On Tue, Jul 12, 2016 at 12:16 PM, Jackson, Brian <brian.jackson at aruplab.com>
> Absolutely terrifying article; another indictment of our truly
> dysfunctional criminal justice system.
> We see analogous issues within healthcare settings. Drug testing is a
> huge industry, including both point-of-care devices and a range of
> commercial labs. At our lab we get calls all the time from physicians,
> nurses, and social workers asking whether a set of test results means that
> the patient was abusing or diverting a particular drug or not. Potential
> outcomes include expelling patients from pain management programs, removal
> of newborns from their mothers, and in some cases referral to the police.

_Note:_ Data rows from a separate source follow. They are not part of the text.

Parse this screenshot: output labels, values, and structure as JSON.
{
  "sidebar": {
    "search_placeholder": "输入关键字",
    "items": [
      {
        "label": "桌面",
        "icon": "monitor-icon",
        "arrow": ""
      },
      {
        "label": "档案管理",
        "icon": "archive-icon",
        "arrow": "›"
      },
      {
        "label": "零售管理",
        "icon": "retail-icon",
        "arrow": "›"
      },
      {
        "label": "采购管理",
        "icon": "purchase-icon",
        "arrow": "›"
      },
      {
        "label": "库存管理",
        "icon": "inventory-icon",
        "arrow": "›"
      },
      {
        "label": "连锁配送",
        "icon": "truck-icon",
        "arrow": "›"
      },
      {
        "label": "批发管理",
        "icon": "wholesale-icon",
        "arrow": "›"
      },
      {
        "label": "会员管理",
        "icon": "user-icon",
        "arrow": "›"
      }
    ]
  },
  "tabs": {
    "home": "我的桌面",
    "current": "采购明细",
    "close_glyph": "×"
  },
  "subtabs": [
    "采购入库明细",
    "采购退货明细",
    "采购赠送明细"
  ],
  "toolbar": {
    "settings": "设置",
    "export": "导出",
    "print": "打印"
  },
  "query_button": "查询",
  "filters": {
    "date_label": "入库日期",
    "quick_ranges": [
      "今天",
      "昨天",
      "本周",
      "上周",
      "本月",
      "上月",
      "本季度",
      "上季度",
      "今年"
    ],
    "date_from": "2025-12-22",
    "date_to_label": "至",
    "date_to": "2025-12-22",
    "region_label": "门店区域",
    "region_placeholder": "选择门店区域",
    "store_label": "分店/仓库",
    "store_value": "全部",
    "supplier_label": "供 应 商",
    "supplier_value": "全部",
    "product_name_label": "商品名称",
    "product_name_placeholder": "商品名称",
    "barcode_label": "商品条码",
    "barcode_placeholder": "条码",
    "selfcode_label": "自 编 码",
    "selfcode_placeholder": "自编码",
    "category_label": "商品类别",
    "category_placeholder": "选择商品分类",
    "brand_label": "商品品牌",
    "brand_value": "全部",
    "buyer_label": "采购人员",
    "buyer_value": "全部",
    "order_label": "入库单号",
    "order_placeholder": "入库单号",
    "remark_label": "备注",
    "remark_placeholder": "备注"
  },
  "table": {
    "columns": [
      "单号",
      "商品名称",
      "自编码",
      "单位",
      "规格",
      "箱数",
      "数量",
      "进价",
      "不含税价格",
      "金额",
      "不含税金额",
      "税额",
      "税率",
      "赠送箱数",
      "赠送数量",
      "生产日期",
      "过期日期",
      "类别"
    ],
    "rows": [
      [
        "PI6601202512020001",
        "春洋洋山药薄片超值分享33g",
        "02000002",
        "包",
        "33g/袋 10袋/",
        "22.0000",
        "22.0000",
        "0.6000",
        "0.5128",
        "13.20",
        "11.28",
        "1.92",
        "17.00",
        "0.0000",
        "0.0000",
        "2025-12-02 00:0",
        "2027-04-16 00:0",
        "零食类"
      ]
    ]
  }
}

> Even scientifically "good" drug testing technologies often have
> interpretative subtleties due to complex and variable metabolic pathways,
> not to mention antibody cross-reactivity. Outside of healthcare settings,
> drug testing is increasingly being used by employers or even parents
> checking up on their teenagers.
> We're pleased to field these interpretive phone calls. What's worrisome
> is not knowing how many misunderstandings occur each day when the decision
> maker doesn't seek clarification, and what sorts of decisions might result
> from those misunderstandings.
> --Brian Jackson
> From: Mark Graber [graber.mark at GMAIL.COM]
> Sent: Tuesday, July 12, 2016 12:09 PM
> To: IMPROVEDX at LIST.IMPROVEDIAGNOSIS.ORG
> Subject: [IMPROVEDX] Diagnosis gone awry: A flawed drug test could be
> sending thousands of innocent people to jail each year
> This is a disturbing article in this week’s NY Times magazine on the
> roadside tests police use to detect narcotics. People are being jailed for
> narcotics possession based on tests that have high, and unknown, rates of
> false positive results.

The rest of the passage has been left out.